Guarda che sei completamente fuori strada, io non mi rodo per niente il fegato per la stagione della Roma, che considero ottima, ma per quel qualcosa in più che potevamo avere, senza torti arbitrali. Contro il Chievo è stato dato per buono un goal su fuorigioco di Pellissier, contro l'Ascoli il goal di Delvecchio era in fuorigioco (millimetrico, certo, ma era anche millimetrico quello di Totti contro il Chievo, goal, ovviamente, annullato), ieri è stato un calcio di rigore fantasma e, dulcis in fundo, sempre ieri, non sono stati tirati fuori dei cartellini rossi che ci sarebbero stati tutti (vedi Totti vs. Galante).

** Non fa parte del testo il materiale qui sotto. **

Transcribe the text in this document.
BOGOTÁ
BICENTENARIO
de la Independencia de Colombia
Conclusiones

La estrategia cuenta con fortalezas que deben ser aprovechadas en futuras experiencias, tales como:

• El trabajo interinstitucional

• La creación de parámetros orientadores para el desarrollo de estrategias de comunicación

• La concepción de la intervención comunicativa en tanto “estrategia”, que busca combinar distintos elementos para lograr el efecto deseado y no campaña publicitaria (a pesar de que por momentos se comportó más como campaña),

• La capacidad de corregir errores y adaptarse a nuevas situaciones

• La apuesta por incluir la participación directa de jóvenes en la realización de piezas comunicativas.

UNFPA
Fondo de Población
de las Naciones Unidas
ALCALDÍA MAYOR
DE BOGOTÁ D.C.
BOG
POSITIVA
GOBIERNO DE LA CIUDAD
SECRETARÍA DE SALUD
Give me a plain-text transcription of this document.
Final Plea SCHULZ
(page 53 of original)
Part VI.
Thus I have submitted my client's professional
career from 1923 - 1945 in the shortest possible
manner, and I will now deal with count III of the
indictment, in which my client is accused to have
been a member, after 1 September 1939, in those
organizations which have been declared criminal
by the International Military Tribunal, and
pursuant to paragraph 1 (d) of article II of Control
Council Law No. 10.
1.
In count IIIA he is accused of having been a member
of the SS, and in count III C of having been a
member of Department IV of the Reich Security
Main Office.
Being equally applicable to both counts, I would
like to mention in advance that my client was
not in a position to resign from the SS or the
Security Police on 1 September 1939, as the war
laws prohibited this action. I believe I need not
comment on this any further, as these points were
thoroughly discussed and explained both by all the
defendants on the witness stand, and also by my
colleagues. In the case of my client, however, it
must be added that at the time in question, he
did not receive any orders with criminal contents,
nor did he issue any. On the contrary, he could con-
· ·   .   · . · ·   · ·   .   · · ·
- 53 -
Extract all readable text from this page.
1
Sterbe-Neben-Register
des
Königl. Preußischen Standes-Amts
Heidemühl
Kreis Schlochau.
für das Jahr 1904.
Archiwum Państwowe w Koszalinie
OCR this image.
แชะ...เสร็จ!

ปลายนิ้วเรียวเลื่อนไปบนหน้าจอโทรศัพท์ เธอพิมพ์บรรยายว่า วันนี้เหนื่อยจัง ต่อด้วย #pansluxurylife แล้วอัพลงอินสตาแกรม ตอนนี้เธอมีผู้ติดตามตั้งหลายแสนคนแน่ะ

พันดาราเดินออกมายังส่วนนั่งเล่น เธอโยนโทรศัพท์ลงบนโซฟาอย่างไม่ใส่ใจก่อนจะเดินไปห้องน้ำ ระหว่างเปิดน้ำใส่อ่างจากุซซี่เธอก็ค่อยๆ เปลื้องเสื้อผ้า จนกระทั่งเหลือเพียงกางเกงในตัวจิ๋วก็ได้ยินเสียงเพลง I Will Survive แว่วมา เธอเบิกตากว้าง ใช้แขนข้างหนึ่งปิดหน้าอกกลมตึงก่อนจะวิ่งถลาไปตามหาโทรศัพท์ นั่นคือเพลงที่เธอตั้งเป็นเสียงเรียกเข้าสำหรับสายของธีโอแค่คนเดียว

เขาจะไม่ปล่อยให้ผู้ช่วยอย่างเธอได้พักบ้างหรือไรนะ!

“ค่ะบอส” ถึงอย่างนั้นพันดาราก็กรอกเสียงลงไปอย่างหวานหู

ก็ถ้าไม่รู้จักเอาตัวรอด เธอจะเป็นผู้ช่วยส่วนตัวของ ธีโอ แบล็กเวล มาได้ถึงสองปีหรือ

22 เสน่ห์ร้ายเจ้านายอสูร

Tre partite dubbie, tre pareggi, circa 6 punti persi. La Roma sta giocando benissimo, non lo nego, ma con qualche punto in più, adesso come adesso, i discorsi sarebbero molto diversi.
Per il resto, ossia sulla "teoria del complotto", inutile dirti che io non gli ho mai dato peso. Chi lo faceva era gente che, in malafede, cercava un capro espiatorio per l'unico vero problema di questa stagione calcistica, che ho focalizzato molto attentamente, ossia gli arbitraggi disastrosi su tutti i campi. Oltre agli episodi di Livorno, vogliamo parlare di un fallo di mano di Suazo, poco prima del rigore al Cagliari? O il calcione da terra, da fermo, di Ibrahimovic, sempre ieri? O di mille altri episodi sospetti, come quelli contro (e a favore del) Milan?
Forse non ci sarà nessun complotto, però i sintomi di un forte malessere della classe arbitrale ci sono tutti. Non si può negare.